Proposed Biosecurity Protection Levy Unfair to Australian Farmers


As part of the recent federal budget, the Australian government proposed a new biosecurity protection levy, which will be paid by all producers in agriculture, forestry and fisheries. The levy would be set at an equivalent rate of 10% of the industry-led agricultural levies of 2020-21 and is proposed to commence on 1 July, 2024.


Australia’s biosecurity system needs a sustainable and equitable funding model, whereby risk creators are paying proportionately for the risks they create. However, the well-worn adage rolled out by government that ‘biosecurity is everybody’s responsibility’, does not seem applicable here given it is again the producers who are expected to foot the bill.

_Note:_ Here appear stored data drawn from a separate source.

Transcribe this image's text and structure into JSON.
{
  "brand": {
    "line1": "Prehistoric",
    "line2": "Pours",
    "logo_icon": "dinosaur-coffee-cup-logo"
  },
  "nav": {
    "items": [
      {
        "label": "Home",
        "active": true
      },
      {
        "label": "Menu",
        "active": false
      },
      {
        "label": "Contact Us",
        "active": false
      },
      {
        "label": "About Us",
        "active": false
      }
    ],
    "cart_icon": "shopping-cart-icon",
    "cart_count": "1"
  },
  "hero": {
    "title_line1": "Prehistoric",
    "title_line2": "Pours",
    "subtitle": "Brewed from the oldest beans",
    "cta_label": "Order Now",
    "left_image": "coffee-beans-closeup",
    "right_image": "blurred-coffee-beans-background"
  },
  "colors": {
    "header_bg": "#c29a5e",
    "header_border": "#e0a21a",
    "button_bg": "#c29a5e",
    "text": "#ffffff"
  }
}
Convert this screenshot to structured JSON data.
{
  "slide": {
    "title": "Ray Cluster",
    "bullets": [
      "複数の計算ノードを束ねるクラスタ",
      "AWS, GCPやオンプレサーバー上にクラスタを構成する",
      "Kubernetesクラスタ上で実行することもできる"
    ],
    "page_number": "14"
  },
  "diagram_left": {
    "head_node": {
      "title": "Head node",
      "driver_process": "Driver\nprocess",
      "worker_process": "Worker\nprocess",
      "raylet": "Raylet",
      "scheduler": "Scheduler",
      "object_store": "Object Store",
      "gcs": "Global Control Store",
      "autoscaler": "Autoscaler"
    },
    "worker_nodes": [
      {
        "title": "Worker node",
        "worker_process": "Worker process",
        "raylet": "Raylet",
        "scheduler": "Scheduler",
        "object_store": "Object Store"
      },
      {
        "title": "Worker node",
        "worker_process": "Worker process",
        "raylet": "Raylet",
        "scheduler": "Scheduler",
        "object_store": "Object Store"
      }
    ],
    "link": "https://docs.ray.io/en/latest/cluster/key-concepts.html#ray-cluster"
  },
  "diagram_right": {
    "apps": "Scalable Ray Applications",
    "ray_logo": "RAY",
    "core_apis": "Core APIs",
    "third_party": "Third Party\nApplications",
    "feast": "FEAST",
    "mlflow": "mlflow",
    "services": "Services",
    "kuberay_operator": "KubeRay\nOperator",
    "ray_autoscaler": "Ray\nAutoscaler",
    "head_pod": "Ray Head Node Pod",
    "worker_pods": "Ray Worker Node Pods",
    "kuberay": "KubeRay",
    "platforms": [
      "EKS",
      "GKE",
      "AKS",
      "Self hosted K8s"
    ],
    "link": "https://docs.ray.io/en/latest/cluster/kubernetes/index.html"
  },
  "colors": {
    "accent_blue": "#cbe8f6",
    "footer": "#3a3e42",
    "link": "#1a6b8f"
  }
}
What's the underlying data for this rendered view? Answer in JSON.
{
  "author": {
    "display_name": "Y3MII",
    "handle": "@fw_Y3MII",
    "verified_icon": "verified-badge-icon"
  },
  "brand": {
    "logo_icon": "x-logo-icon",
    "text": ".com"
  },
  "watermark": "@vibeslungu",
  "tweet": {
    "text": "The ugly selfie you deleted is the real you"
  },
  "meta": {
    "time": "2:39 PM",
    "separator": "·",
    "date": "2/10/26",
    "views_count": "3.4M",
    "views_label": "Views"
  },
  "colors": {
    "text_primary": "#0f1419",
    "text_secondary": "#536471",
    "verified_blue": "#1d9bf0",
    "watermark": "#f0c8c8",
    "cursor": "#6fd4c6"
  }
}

While acknowledging that producers are significant beneficiaries of good biosecurity this proposal ignores the fact that Australia’s economy and therefore, the general public also benefits greatly from a highly productive ag sector facilitated by a strong biosecurity system. It also fails to target the main risk creators – imports.


This proposed levy is unfair given that producers are already paying a significant amount of money for biosecurity measures, through existing levies and other costs including private investment at a farm gate level.


Whilst details of the levy are still unclear, it is known that money generated from this levy is proposed to go into consolidated revenue, with government defending this decision by stating that there will be ‘increased reporting’ by government on expenditure. This means that not only will industry have no say in how the money generated from producers is spent, but there will also be no real visibility on how this extra money will assist in enhancing biosecurity.


The government has also claimed that the proposed levy will be ‘relatively small’ for producers, with the levy expected to generate around $50 million per annum across commodities, however, regardless of how the government tries to spin this new tax, it is another additional cost to producers, including sheep and wool producers, who are currently experiencing falling prices across meat and wool.


Another example of this disproportionate contribution by growers, is the current deliberations around the roll out of electronic identification (eID) for sheep and goats. Putting aside the pros or cons of industry going down this path, both federal and state governments are imposing this on industry in the name of biosecurity, however with predicted implementation costs of $800 million over the next 10 years for national eID, the current commitment of $20.1 million from the federal government falls very short of shared and equitable responsibilities and costs. Again, it will be producers left paying the bills.


The Australian government needs to reconsider the proposal and find a more equitable way to fund biosecurity measures.